Tout ainsi considéré, on est amené à dire – plus topiquement – que l’Homme (en-tant-qu’Homme) est à la fois symptôme d’univers et pathologie d’Univers, toujours extraversé. Le concept d’homme est ainsi un carrefour, impressionnellement chaviré par l’intraction du distal et du proximal. L’homme n’est pas intrinsèquement concerné par l’immanence, mais tendanciellement seulement… Dans ce dernier ordre d’idées, l’europanalyse dira conséquemment que l’homme quidam l’emporte et mérite de se voir désintégrer, ce qui intervient sous nos yeux mêmes. Alors l’humanisme dans une culture, l’homme des philosophes l’appauvrissant, sont à abandonner, progressivement, dans leur manière actuelle et résiduelle. Les limites de l’humanité de l’Homme sont franchies.
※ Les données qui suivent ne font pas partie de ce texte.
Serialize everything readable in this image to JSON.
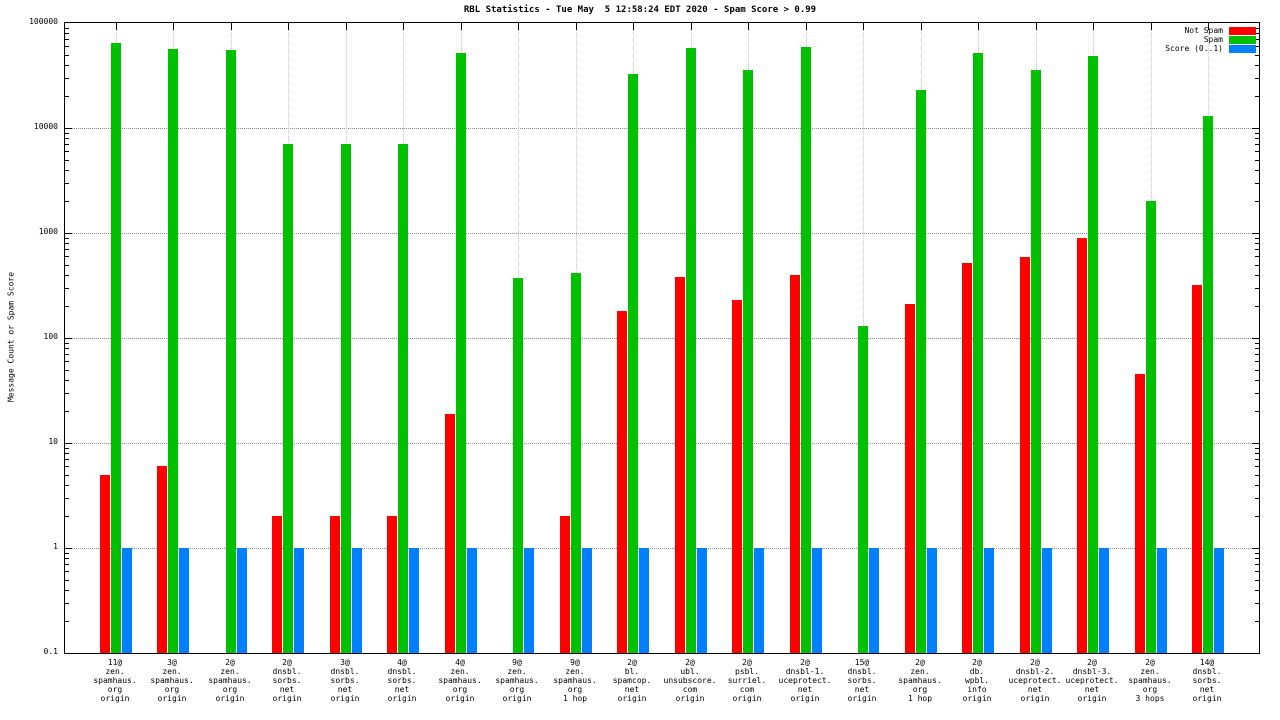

Reste à les exorciser, à produire une juste coïncidence en qui se marque, mais se démarque également, et ce en europe, par le relais en-ergétique, des synergies quasi létales à internaliser. Les inventions par l’Homme appellent leur poursuite par une intervention sur l’Homme. Celle-ci est chargée – lourdement chargée – de laisser triompher le miracle, par certains légitimement attendu, d’une nouvelle civilisation ou civilisation europe. L’organisation désorganisée d’une Europe des cultures s’impose foncièrement jusqu’à ce que les consciences admettent son chaos relevant à bon droit d’une en-ergétique et non plus d’une énergie terrassante (militaire, économique, « éducative », diplomatique, etc.)